How Much Are We Exposed to Emissions from Road Construction Activities?

December 8, 2022

scope-of-emission-sources-included-in-exposure-assessmentCEE researchers co-authored a paper describing the process of developing a novel model quantifying PM2.5 exposure impacts from operating and maintaining paved roads in the San Francisco Bay Area. The paper was co-authored by Postdoctoral Associate Fiona Greer (Ph.D., CEE 2021), ECIC Ph.D. student Ahmad Bin Thaneya, and Professors Arpad Horvath and Joshua Apte in Environmental Research Letters.

It examines the PM2.5 exposure burden from maintaining and operating paved roads for people living in the San Francisco Bay Area. The research findings indicate that supply chain sources can significantly contribute to the full scope of impacts from road transportation.
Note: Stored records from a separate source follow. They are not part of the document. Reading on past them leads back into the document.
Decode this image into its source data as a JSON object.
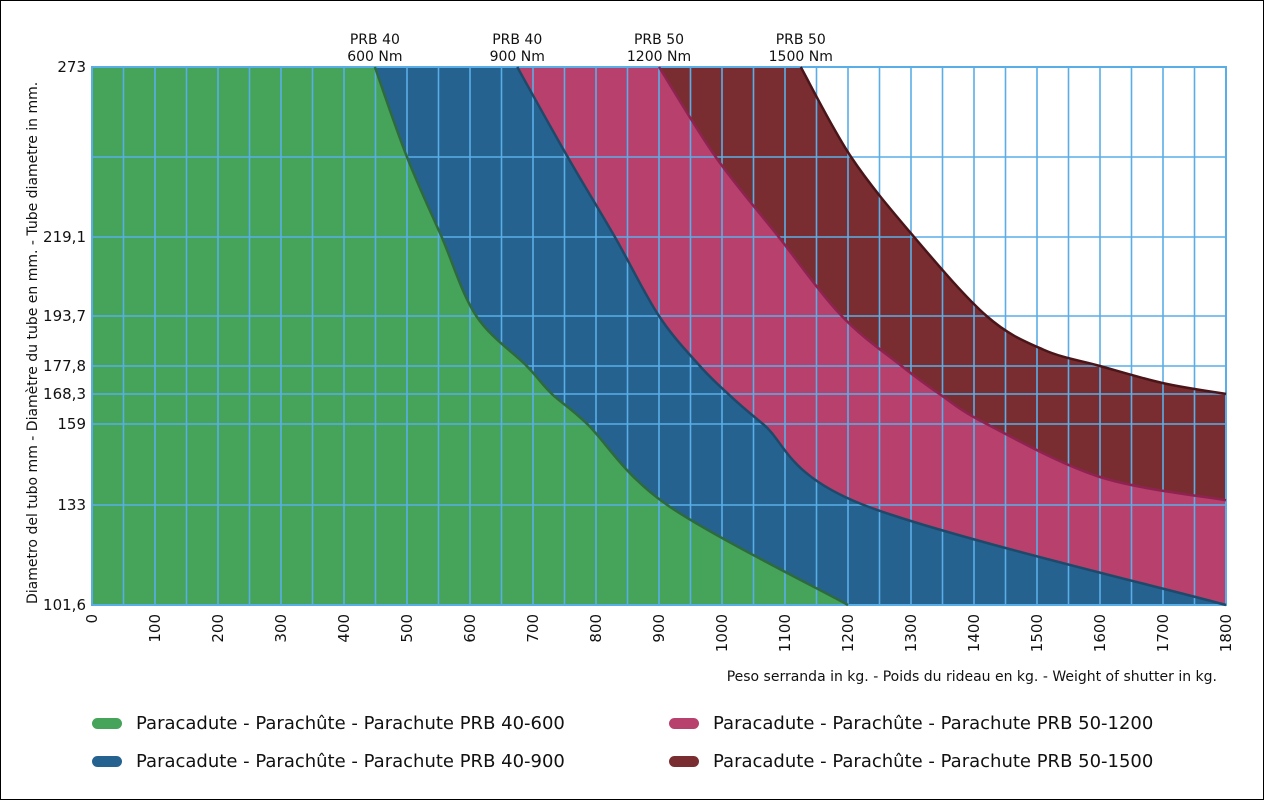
{
  "chart_data": {
    "type": "area",
    "title": "",
    "xlabel": "Peso serranda in kg. - Poids du rideau en kg. - Weight of shutter in kg.",
    "ylabel": "Diametro del tubo mm - Diamètre du tube en mm. - Tube diametre in mm.",
    "xlim": [
      0,
      1800
    ],
    "x_ticks": [
      "0",
      "100",
      "200",
      "300",
      "400",
      "500",
      "600",
      "700",
      "800",
      "900",
      "1000",
      "1100",
      "1200",
      "1300",
      "1400",
      "1500",
      "1600",
      "1700",
      "1800"
    ],
    "x_tick_values": [
      0,
      100,
      200,
      300,
      400,
      500,
      600,
      700,
      800,
      900,
      1000,
      1100,
      1200,
      1300,
      1400,
      1500,
      1600,
      1700,
      1800
    ],
    "y_ticks": [
      "273",
      "219,1",
      "193,7",
      "177,8",
      "168,3",
      "159",
      "133",
      "101,6"
    ],
    "y_tick_values": [
      273,
      219.1,
      193.7,
      177.8,
      168.3,
      159,
      133,
      101.6
    ],
    "grid": true,
    "legend_position": "bottom",
    "top_labels": [
      {
        "line1": "PRB 40",
        "line2": "600 Nm",
        "x": 449
      },
      {
        "line1": "PRB 40",
        "line2": "900 Nm",
        "x": 675
      },
      {
        "line1": "PRB 50",
        "line2": "1200 Nm",
        "x": 900
      },
      {
        "line1": "PRB 50",
        "line2": "1500 Nm",
        "x": 1125
      }
    ],
    "series": [
      {
        "name": "Paracadute - Parachûte - Parachute  PRB 40-600",
        "color": "#45a35a",
        "line_color": "#2e6b3c",
        "points": [
          [
            449,
            273
          ],
          [
            500,
            245
          ],
          [
            555,
            219.1
          ],
          [
            610,
            193.7
          ],
          [
            690,
            177.8
          ],
          [
            730,
            168.3
          ],
          [
            786,
            159
          ],
          [
            913,
            133
          ],
          [
            1200,
            101.6
          ]
        ]
      },
      {
        "name": "Paracadute - Parachûte - Parachute PRB 40-900",
        "color": "#25628f",
        "line_color": "#1d4a6b",
        "points": [
          [
            675,
            273
          ],
          [
            755,
            245
          ],
          [
            830,
            219.1
          ],
          [
            900,
            193.7
          ],
          [
            965,
            177.8
          ],
          [
            1010,
            168.3
          ],
          [
            1065,
            159
          ],
          [
            1225,
            133
          ],
          [
            1800,
            101.6
          ]
        ]
      },
      {
        "name": "Paracadute - Parachûte - Parachute  PRB 50-1200",
        "color": "#b8406c",
        "line_color": "#8e2352",
        "points": [
          [
            900,
            273
          ],
          [
            990,
            245
          ],
          [
            1090,
            219.1
          ],
          [
            1190,
            193.7
          ],
          [
            1285,
            177.8
          ],
          [
            1345,
            168.3
          ],
          [
            1420,
            159
          ],
          [
            1600,
            142
          ],
          [
            1800,
            134.5
          ]
        ]
      },
      {
        "name": "Paracadute - Parachûte - Parachute  PRB 50-1500",
        "color": "#7a2d30",
        "line_color": "#4a1519",
        "points": [
          [
            1125,
            273
          ],
          [
            1205,
            245
          ],
          [
            1305,
            219.1
          ],
          [
            1420,
            193.7
          ],
          [
            1510,
            183
          ],
          [
            1600,
            177.8
          ],
          [
            1700,
            172
          ],
          [
            1800,
            168.3
          ]
        ]
      }
    ]
  }
}
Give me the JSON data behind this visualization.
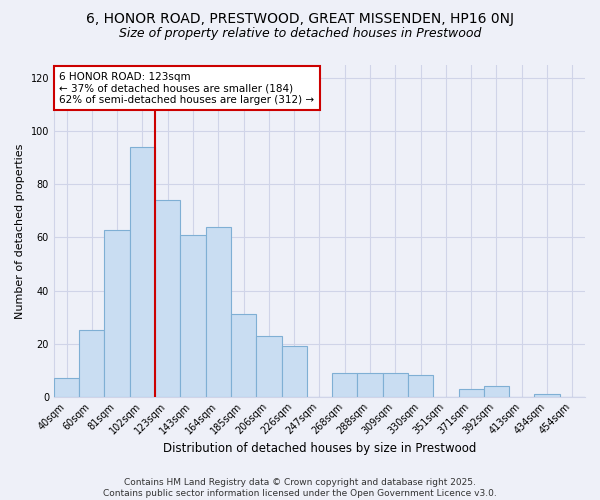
{
  "title": "6, HONOR ROAD, PRESTWOOD, GREAT MISSENDEN, HP16 0NJ",
  "subtitle": "Size of property relative to detached houses in Prestwood",
  "xlabel": "Distribution of detached houses by size in Prestwood",
  "ylabel": "Number of detached properties",
  "bar_labels": [
    "40sqm",
    "60sqm",
    "81sqm",
    "102sqm",
    "123sqm",
    "143sqm",
    "164sqm",
    "185sqm",
    "206sqm",
    "226sqm",
    "247sqm",
    "268sqm",
    "288sqm",
    "309sqm",
    "330sqm",
    "351sqm",
    "371sqm",
    "392sqm",
    "413sqm",
    "434sqm",
    "454sqm"
  ],
  "bar_values": [
    7,
    25,
    63,
    94,
    74,
    61,
    64,
    31,
    23,
    19,
    0,
    9,
    9,
    9,
    8,
    0,
    3,
    4,
    0,
    1,
    0
  ],
  "bar_color": "#c9ddf2",
  "bar_edge_color": "#7fafd4",
  "annotation_box_text": "6 HONOR ROAD: 123sqm\n← 37% of detached houses are smaller (184)\n62% of semi-detached houses are larger (312) →",
  "annotation_box_color": "white",
  "annotation_box_edge_color": "#cc0000",
  "vline_color": "#cc0000",
  "ylim": [
    0,
    125
  ],
  "yticks": [
    0,
    20,
    40,
    60,
    80,
    100,
    120
  ],
  "background_color": "#eef0f8",
  "grid_color": "#d0d4e8",
  "footer_line1": "Contains HM Land Registry data © Crown copyright and database right 2025.",
  "footer_line2": "Contains public sector information licensed under the Open Government Licence v3.0.",
  "title_fontsize": 10,
  "subtitle_fontsize": 9,
  "xlabel_fontsize": 8.5,
  "ylabel_fontsize": 8,
  "tick_fontsize": 7,
  "annot_fontsize": 7.5,
  "footer_fontsize": 6.5,
  "vline_x": 3.5
}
Under a scenario of annual road resurfacing practices, resurfacing activities, material production and delivery (i.e., cement, concrete, aggregate, asphalt, bitumen), and fuel (i.e., gasoline, diesel) supply chains contribute to almost 65% of annual PM2.5 intake from the sources in the study domain.

Complete electrification of on-road mobile sources would reduce annual intake by 64%, but a sizable portion would remain from material supply chains, construction activities, and brake and tire wear. People of color experience higher-than-average PM2.5 exposure disparities from the emission sources included in the study, particularly from material production. Environmental mitigation policies need to be equitable and tailored to address the sources that impact human communities the most.